OCR FP1 (Further Pure Mathematics 1) 2008 June

1 The matrix \(\mathbf { A }\) is given by \(\mathbf { A } = \left( \begin{array} { l l } 4 & 1 \\ 5 & 2 \end{array} \right)\) and \(\mathbf { I }\) is the \(2 \times 2\) identity matrix. Find

1. \(\mathbf { A } - 3 \mathbf { I }\),
2. \(\mathrm { A } ^ { - 1 }\).

2 The complex number \(3 + 4 \mathrm { i }\) is denoted by \(a\).

1. Find \(| a |\) and \(\arg a\).
2. Sketch on a single Argand diagram the loci given by
   1. \(| z - a | = | a |\),
   2. \(\arg ( z - 3 ) = \arg a\).

3

1. Show that \(\frac { 1 } { r ! } - \frac { 1 } { ( r + 1 ) ! } = \frac { r } { ( r + 1 ) ! }\).
2. Hence find an expression, in terms of \(n\), for $$\frac { 1 } { 2 ! } + \frac { 2 } { 3 ! } + \frac { 3 } { 4 ! } + \ldots + \frac { n } { ( n + 1 ) ! }$$

4 The matrix \(\mathbf { A }\) is given by \(\mathbf { A } = \left( \begin{array} { l l } 3 & 1 \\ 0 & 1 \end{array} \right)\).
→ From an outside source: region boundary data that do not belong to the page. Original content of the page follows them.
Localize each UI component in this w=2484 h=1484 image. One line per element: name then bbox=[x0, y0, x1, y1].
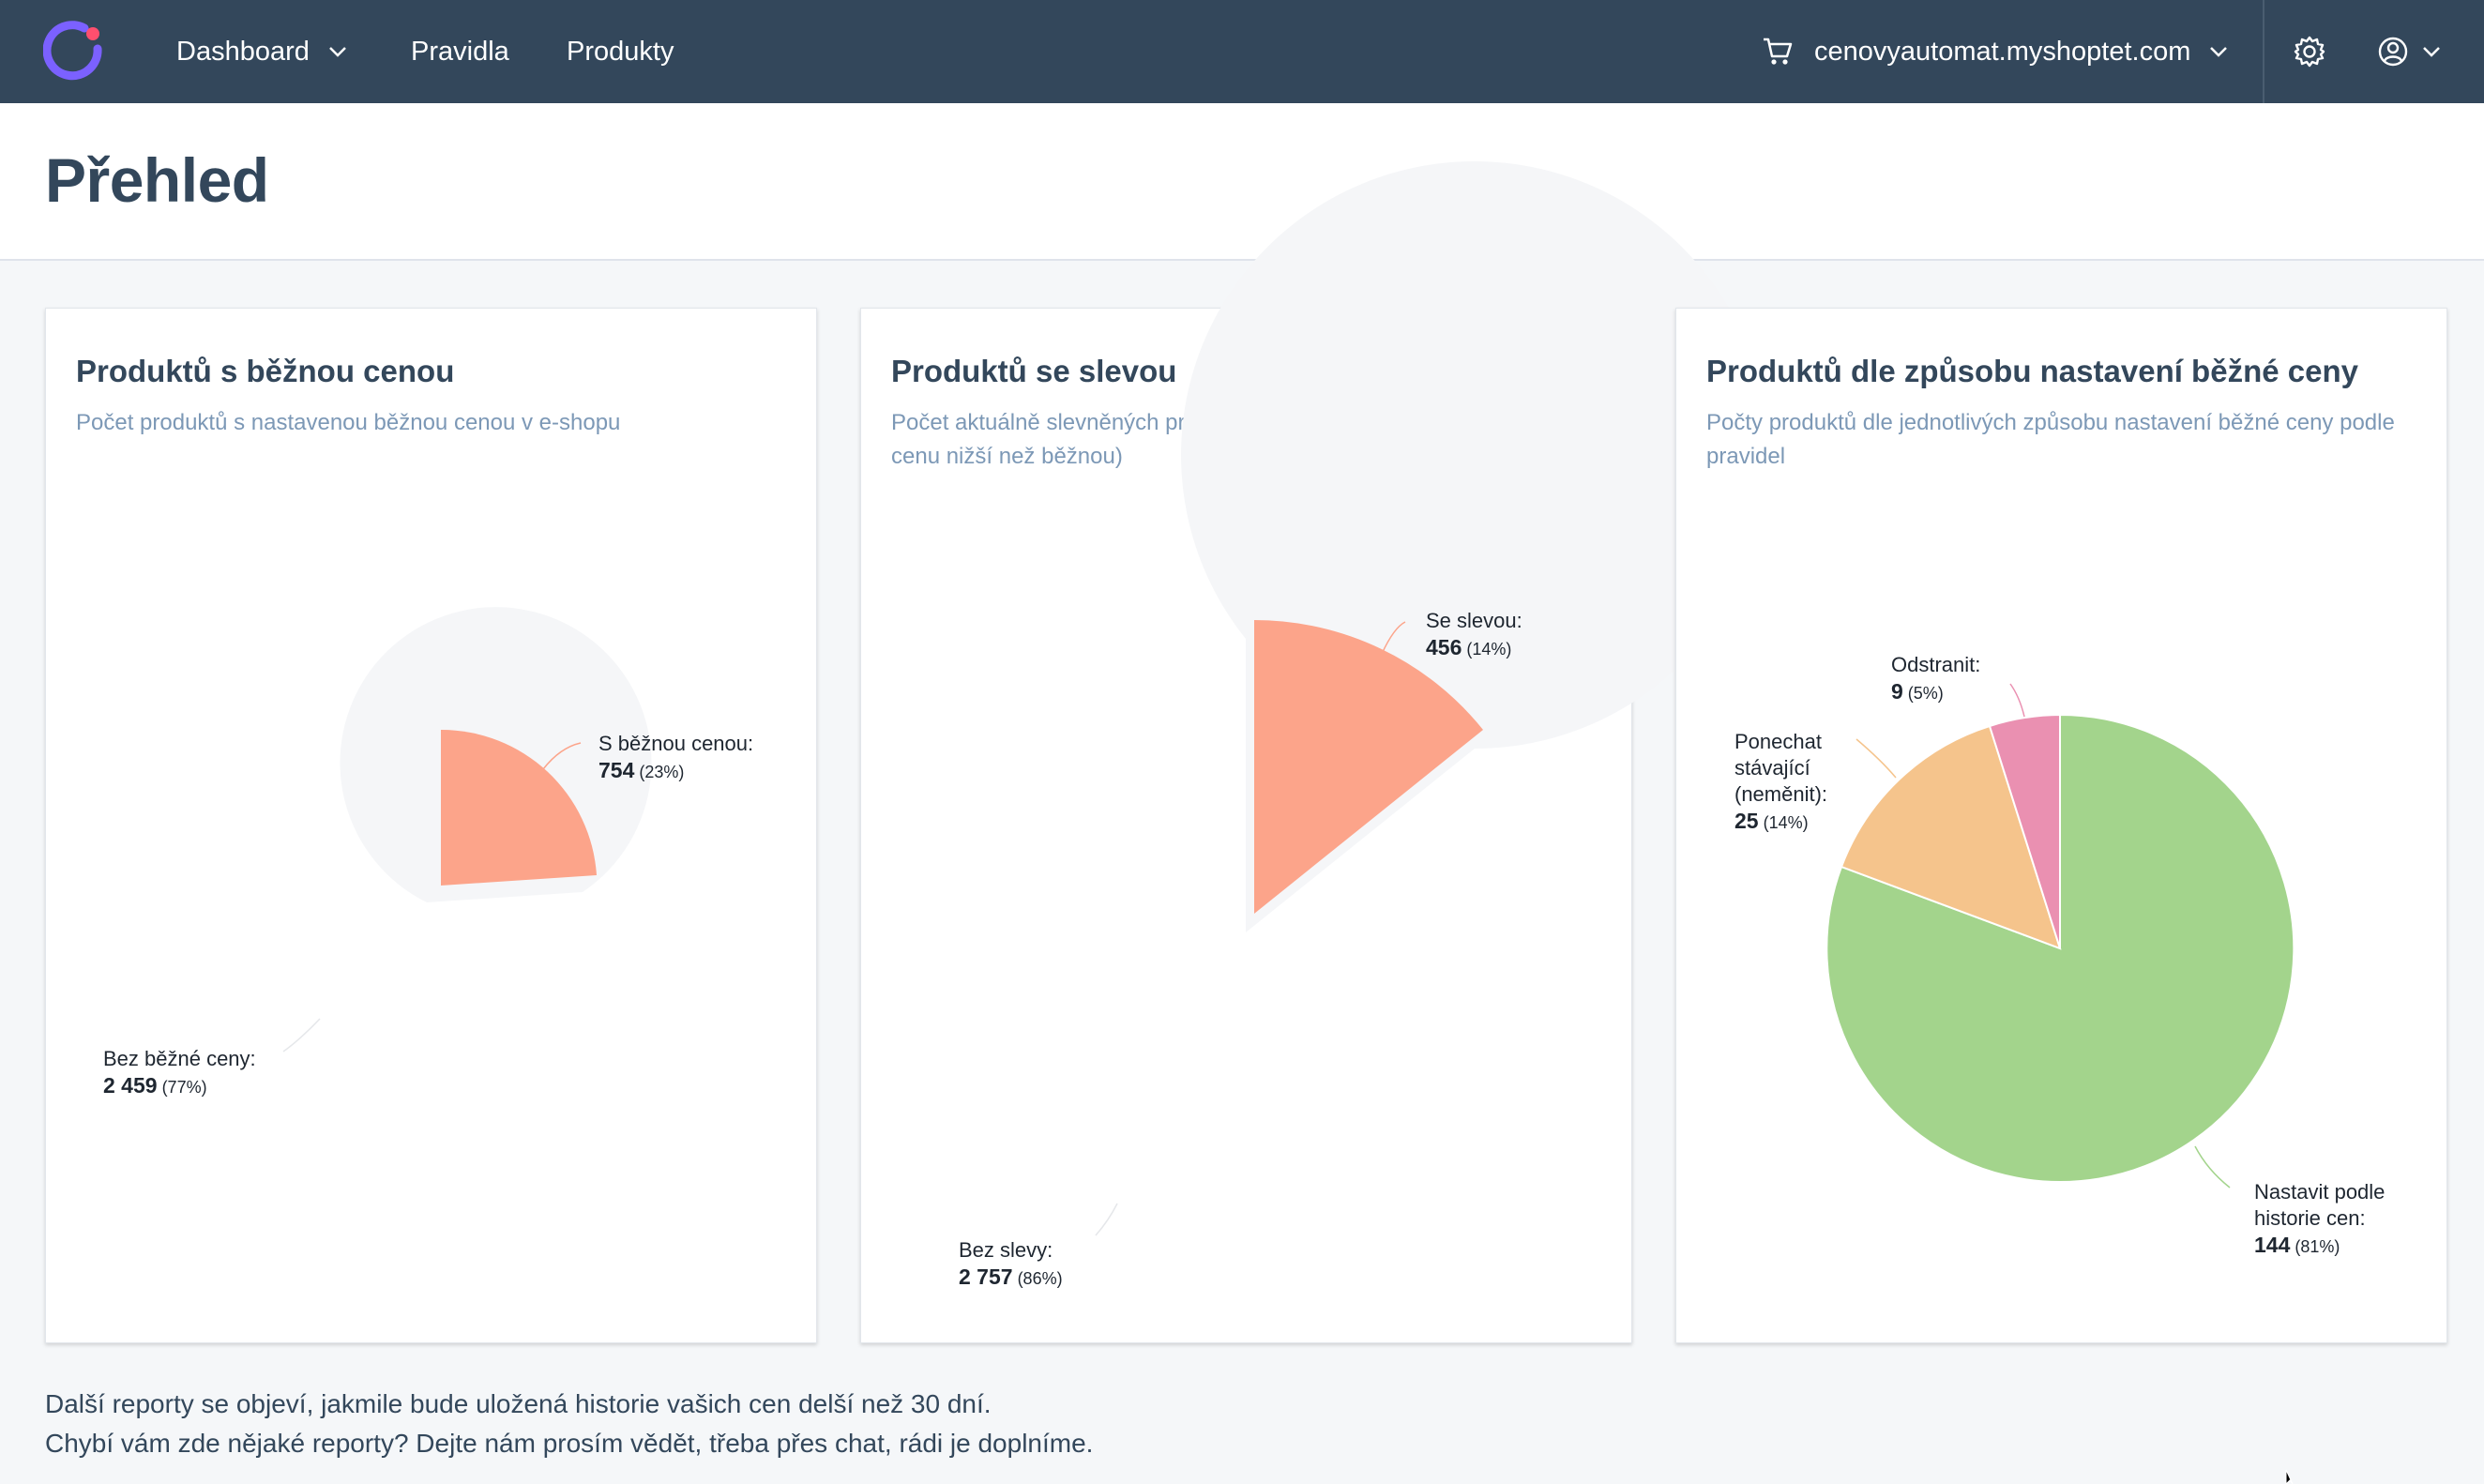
pie-label-bez-slevy: Bez slevy: 2 757 (86%) bbox=[959, 1237, 1063, 1292]
page-title: Přehled bbox=[45, 145, 269, 215]
leader-line bbox=[1855, 738, 1897, 779]
leader-line bbox=[1381, 621, 1406, 655]
card-regular-price: Produktů s běžnou cenou Počet produktů s… bbox=[45, 308, 817, 1343]
slice-value: 456 bbox=[1426, 635, 1462, 659]
slice-label: Nastavit podle historie cen: bbox=[2254, 1180, 2386, 1230]
slice-percent: (86%) bbox=[1017, 1269, 1063, 1288]
pie-chart-discounted bbox=[1095, 160, 1769, 1236]
card-subtitle: Počty produktů dle jednotlivých způsobu … bbox=[1706, 410, 2395, 469]
pie-slice-odstranit[interactable] bbox=[1988, 713, 2061, 949]
slice-value: 9 bbox=[1891, 679, 1903, 704]
slice-value: 144 bbox=[2254, 1233, 2291, 1257]
leader-line bbox=[1095, 1203, 1118, 1236]
nav-produkty[interactable]: Produkty bbox=[567, 36, 674, 67]
pie-label-nastavit-podle-historie: Nastavit podle historie cen: 144 (81%) bbox=[2254, 1179, 2404, 1260]
slice-label: Odstranit: bbox=[1891, 653, 1981, 676]
nav-pravidla[interactable]: Pravidla bbox=[411, 36, 509, 67]
logo-icon[interactable] bbox=[43, 21, 105, 83]
pie-slice-ponechat-stavajici[interactable] bbox=[1840, 724, 2062, 950]
slice-label: S běžnou cenou: bbox=[598, 732, 754, 755]
slice-value: 25 bbox=[1734, 809, 1759, 833]
mouse-cursor-icon bbox=[2285, 1469, 2294, 1484]
slice-label: Bez běžné ceny: bbox=[103, 1047, 256, 1070]
slice-label: Ponechat stávající (neměnit): bbox=[1734, 730, 1828, 806]
leader-line bbox=[282, 1018, 321, 1052]
chevron-down-icon bbox=[2209, 46, 2228, 57]
pie-label-ponechat-stavajici: Ponechat stávající (neměnit): 25 (14%) bbox=[1734, 729, 1856, 836]
slice-percent: (23%) bbox=[639, 763, 685, 781]
pie-label-bez-bezne-ceny: Bez běžné ceny: 2 459 (77%) bbox=[103, 1046, 256, 1100]
slice-value: 2 459 bbox=[103, 1073, 158, 1098]
slice-value: 2 757 bbox=[959, 1264, 1013, 1289]
footer-note-reports: Další reporty se objeví, jakmile bude ul… bbox=[45, 1389, 992, 1418]
pie-chart-regular-price bbox=[282, 607, 652, 1052]
card-discounted: Produktů se slevou Počet aktuálně slevně… bbox=[860, 160, 1769, 1343]
shop-selector[interactable]: cenovyautomat.myshoptet.com bbox=[1762, 0, 2228, 103]
slice-percent: (81%) bbox=[2295, 1237, 2340, 1256]
slice-percent: (5%) bbox=[1907, 684, 1944, 703]
card-title: Produktů s běžnou cenou bbox=[76, 354, 455, 388]
leader-line bbox=[2194, 1145, 2231, 1189]
leader-line bbox=[542, 742, 582, 770]
shop-name: cenovyautomat.myshoptet.com bbox=[1814, 36, 2191, 67]
chevron-down-icon bbox=[328, 46, 347, 57]
card-subtitle: Počet produktů s nastavenou běžnou cenou… bbox=[76, 410, 621, 435]
chevron-down-icon bbox=[2422, 46, 2441, 57]
card-title: Produktů se slevou bbox=[891, 354, 1177, 388]
gear-icon[interactable] bbox=[2292, 34, 2327, 69]
nav-dashboard[interactable]: Dashboard bbox=[176, 0, 347, 103]
user-icon bbox=[2378, 37, 2408, 67]
pie-slice-se-slevou[interactable] bbox=[1254, 620, 1483, 914]
slice-percent: (14%) bbox=[1466, 640, 1512, 659]
page-header: Přehled bbox=[0, 103, 2484, 261]
user-menu[interactable] bbox=[2377, 32, 2441, 71]
top-navigation: Dashboard Pravidla Produkty cenovyautoma… bbox=[0, 0, 2484, 103]
pie-label-s-beznou-cenou: S běžnou cenou: 754 (23%) bbox=[598, 731, 753, 785]
nav-dashboard-label: Dashboard bbox=[176, 36, 310, 67]
footer-note-feedback: Chybí vám zde nějaké reporty? Dejte nám … bbox=[45, 1429, 1094, 1458]
card-title: Produktů dle způsobu nastavení běžné cen… bbox=[1706, 354, 2358, 388]
cart-icon bbox=[1762, 37, 1794, 67]
slice-value: 754 bbox=[598, 758, 635, 782]
slice-percent: (77%) bbox=[161, 1078, 207, 1097]
leader-line bbox=[2009, 683, 2025, 718]
pie-label-se-slevou: Se slevou: 456 (14%) bbox=[1426, 608, 1522, 662]
slice-percent: (14%) bbox=[1763, 813, 1809, 832]
pie-label-odstranit: Odstranit: 9 (5%) bbox=[1891, 652, 1980, 706]
slice-label: Se slevou: bbox=[1426, 609, 1522, 632]
card-price-setting-method: Produktů dle způsobu nastavení běžné cen… bbox=[1675, 308, 2447, 1343]
nav-divider bbox=[2263, 0, 2264, 103]
pie-chart-price-setting-method bbox=[1825, 683, 2295, 1189]
pie-slice-s-beznou-cenou[interactable] bbox=[441, 729, 597, 886]
slice-label: Bez slevy: bbox=[959, 1238, 1053, 1262]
Prove by induction that, for \(n \geqslant 1\), $$\mathbf { A } ^ { n } = \left( \begin{array} { c c } 3 ^ { n } & \frac { 1 } { 2 } \left( 3 ^ { n } - 1 \right) \\ 0 & 1 \end{array} \right)$$

5 Find \(\sum _ { r = 1 } ^ { n } r ^ { 2 } ( r - 1 )\), expressing your answer in a fully factorised form.

6 The cubic equation \(x ^ { 3 } + a x ^ { 2 } + b x + c = 0\), where \(a , b\) and \(c\) are real, has roots ( \(3 + \mathrm { i }\) ) and 2 .

1. Write down the other root of the equation.
2. Find the values of \(a , b\) and \(c\).

7 Describe fully the geometrical transformation represented by each of the following matrices:

1. \(\left( \begin{array} { l l } 6 & 0 \\ 0 & 6 \end{array} \right)\),
2. \(\left( \begin{array} { l l } 0 & 1 \\ 1 & 0 \end{array} \right)\),
3. \(\left( \begin{array} { l l } 1 & 0 \\ 0 & 6 \end{array} \right)\),
4. \(\left( \begin{array} { r r } 0.8 & 0.6 \\ - 0.6 & 0.8 \end{array} \right)\).

8 The quadratic equation \(x ^ { 2 } + k x + 2 k = 0\), where \(k\) is a non-zero constant, has roots \(\alpha\) and \(\beta\). Find a quadratic equation with roots \(\frac { \alpha } { \beta }\) and \(\frac { \beta } { \alpha }\).

9

1. Use an algebraic method to find the square roots of the complex number \(5 + 12 \mathrm { i }\).
2. Find \(( 3 - 2 \mathrm { i } ) ^ { 2 }\).
3. Hence solve the quartic equation \(x ^ { 4 } - 10 x ^ { 2 } + 169 = 0\).

10 The matrix \(\mathbf { A }\) is given by \(\mathbf { A } = \left( \begin{array} { r r r } a & 8 & 10 \\ 2 & 1 & 2 \\ 4 & 3 & 6 \end{array} \right)\). The matrix \(\mathbf { B }\) is such that \(\mathbf { A B } = \left( \begin{array} { l l l } a & 6 & 1 \\ 1 & 1 & 0 \\ 1 & 3 & 0 \end{array} \right)\).

1. Show that \(\mathbf { A B }\) is non-singular.
2. Find \(( \mathbf { A B } ) ^ { - 1 }\).
3. Find \(\mathbf { B } ^ { - 1 }\).